Poems such as “Blessing of the Bees” characterize the affirming and lyrically secure expression of Denton Loving’s pastoral imagination. Yet, there is a shadow side to the collection, a more troubled consciousness that complicates the sentiment and sincerity of such poems. Poems like “Horse Cemetery,” “Eleanor,” and “Missing” subvert the expectations of the pastoral scene. In these poems the pastoral’s traditional locus amoenus is unavailable and perhaps irretrievable – corrupted by what Wallace Stevens described as the pressures of reality.

In “Missing,” the speaker of the poem describes the site where a calf has died, where all that’s left is “a rib cage, raw and picked / away by dogs or coyotes. The head is completely gone …” Likewise, in “Eleanor” the pastoral moment is again thwarted by the hard reality of a dying calf; the poem begins, “Twice I chased buzzards from her lifeless body…” In “Horse Cemetery” the poet describes a spot of land “on the far side of my family’s farm, / across the pasture and in the deepest stretch of western woods.” Once a horse cemetery, now the land is a shaded spot for the cows; the poem continues: “It is shady and cool in this gully of hickories and oaks, / hemlocks and pines.” And this is the closest we get to pastoral ease. The next sentence undoes the moment of leisure:

…We drag her
to the wood’s edge, cover her with branches
and stones, form an old-fashioned cairn. The wood
decomposes with the body. The stones roll away.

Again and again, these bucolics are undermined by a pressure of reality that obstructs the realization of the longed-for locus amoenus – site of rustic song and lyric insight. Moments such as these present the most complicated and subtle challenge of Loving’s poems. By calling attention to the unavailability of the pastoral site in poems such as “Missing,” “Eleanor,” and “Horse Cemetery,” Loving establishes a pervasive sense of irony that upsets the pastoral mood of the collection. How do we trust poems such as “Blessing the Bees” when we recognize the literal unavailability of the pastoral scene itself?

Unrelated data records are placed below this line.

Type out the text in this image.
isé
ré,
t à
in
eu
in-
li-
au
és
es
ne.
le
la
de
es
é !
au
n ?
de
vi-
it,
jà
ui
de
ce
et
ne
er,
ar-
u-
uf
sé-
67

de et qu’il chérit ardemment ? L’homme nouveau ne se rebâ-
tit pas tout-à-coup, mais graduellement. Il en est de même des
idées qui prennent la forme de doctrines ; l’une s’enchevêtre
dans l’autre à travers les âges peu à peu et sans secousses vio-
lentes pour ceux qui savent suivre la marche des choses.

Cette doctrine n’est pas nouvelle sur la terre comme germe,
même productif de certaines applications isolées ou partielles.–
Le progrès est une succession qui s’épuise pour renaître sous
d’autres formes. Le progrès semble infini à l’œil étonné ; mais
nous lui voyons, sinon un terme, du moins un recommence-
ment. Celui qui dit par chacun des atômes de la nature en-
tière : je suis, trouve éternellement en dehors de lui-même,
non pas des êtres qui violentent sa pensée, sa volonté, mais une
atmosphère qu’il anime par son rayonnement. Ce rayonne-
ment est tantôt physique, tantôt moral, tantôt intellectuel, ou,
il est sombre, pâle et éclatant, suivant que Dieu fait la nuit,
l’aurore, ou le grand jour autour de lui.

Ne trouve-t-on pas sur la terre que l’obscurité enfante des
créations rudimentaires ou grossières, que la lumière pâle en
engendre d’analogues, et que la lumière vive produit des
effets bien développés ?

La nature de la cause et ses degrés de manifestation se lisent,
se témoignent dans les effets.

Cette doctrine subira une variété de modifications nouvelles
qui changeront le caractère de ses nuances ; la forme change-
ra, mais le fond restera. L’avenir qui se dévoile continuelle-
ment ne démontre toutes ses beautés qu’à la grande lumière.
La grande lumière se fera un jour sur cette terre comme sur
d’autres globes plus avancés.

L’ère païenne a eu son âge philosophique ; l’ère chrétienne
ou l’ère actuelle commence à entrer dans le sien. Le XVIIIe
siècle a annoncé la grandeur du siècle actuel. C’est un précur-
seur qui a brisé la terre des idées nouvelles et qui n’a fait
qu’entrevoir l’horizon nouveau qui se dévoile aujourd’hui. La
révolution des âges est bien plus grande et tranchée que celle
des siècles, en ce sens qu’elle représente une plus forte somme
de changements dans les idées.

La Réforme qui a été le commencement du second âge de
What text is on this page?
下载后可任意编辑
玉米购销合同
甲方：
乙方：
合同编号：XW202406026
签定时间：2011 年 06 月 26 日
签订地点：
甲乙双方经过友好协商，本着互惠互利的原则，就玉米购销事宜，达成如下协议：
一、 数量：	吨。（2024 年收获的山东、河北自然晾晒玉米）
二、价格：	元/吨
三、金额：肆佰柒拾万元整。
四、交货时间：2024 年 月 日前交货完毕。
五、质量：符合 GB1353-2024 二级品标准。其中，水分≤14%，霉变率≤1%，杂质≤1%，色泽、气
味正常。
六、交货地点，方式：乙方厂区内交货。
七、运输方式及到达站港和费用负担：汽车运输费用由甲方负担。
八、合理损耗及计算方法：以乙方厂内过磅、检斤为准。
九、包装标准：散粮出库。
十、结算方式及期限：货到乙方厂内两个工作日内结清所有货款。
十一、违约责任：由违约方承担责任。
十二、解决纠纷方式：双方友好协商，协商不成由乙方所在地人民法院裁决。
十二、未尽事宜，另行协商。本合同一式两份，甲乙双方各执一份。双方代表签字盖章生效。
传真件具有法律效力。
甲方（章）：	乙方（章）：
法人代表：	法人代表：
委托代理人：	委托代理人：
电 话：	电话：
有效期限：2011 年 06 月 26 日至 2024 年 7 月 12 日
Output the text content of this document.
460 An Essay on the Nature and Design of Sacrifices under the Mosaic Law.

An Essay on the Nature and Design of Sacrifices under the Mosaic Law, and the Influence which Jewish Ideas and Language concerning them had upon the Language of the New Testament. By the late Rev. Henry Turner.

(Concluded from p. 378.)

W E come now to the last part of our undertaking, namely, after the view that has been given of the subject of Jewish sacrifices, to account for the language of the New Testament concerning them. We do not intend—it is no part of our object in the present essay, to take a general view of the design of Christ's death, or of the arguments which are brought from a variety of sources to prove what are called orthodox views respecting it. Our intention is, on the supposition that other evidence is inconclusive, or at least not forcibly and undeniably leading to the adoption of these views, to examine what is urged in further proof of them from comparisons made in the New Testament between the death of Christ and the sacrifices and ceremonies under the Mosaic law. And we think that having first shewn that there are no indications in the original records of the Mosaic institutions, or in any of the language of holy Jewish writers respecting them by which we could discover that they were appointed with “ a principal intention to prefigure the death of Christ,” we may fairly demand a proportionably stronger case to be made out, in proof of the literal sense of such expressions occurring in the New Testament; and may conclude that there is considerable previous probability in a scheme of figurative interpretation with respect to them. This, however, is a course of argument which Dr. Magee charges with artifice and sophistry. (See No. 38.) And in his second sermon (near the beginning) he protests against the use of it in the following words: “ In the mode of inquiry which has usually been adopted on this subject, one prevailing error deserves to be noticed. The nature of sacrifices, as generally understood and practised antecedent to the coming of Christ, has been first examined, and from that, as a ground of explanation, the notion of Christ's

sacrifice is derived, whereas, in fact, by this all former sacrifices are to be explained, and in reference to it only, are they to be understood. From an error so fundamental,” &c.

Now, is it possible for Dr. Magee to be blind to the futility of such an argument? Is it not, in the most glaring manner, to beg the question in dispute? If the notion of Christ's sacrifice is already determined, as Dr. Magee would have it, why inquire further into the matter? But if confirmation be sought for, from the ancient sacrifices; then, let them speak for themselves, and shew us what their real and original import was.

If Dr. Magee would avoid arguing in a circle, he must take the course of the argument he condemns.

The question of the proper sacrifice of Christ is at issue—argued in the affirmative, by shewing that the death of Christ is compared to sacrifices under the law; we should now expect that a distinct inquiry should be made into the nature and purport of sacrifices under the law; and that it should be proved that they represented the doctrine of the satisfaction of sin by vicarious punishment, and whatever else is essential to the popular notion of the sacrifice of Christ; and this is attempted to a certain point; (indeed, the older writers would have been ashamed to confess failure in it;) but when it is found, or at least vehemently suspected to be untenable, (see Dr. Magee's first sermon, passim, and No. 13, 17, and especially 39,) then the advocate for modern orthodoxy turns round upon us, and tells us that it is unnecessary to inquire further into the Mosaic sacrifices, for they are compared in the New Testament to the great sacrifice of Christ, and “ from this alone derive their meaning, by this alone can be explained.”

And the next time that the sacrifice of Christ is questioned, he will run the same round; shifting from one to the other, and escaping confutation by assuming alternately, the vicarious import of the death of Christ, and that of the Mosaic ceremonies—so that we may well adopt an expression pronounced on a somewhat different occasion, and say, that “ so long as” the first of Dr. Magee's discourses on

Denton Loving’s collection offers no easy solution to this paradox. The poems in Crimes Against Birds enlarge our capacity to experience reciprocity with the natural world that sustains us; however, they also require us to face the limitations of the pastoral scene. As a result, the truths derived from pastoral language, image, and figure seem more chimerical – as much a function of language as a function of landscape. The unique labor of the neat-herd in Crimes Against Birds is to reimagine the pastoral scene, recognizing both its contemporary limitations and possibilities.

In a cultural and historic moment where the pressure of reality seems to infiltrate all of our dreaming spaces, Crimes Against Birds works to recapture lost territory. Denton Loving’s collection exerts its own pressure of imagination toward the reclamation of the pastoral’s way of knowing. And if the traditional locus amoenus is unavailable for the speaker in these poems, all the better; he will let the pastoral imagination become the unique signature of his varied observations.

Paul Pickering grew up in Selma, Alabama. He earned an M.A. in English from the University of Alabama at Birmingham and an M.F.A in Poetry from the University of Oregon. He currently lives in Tunbridge, Vermont.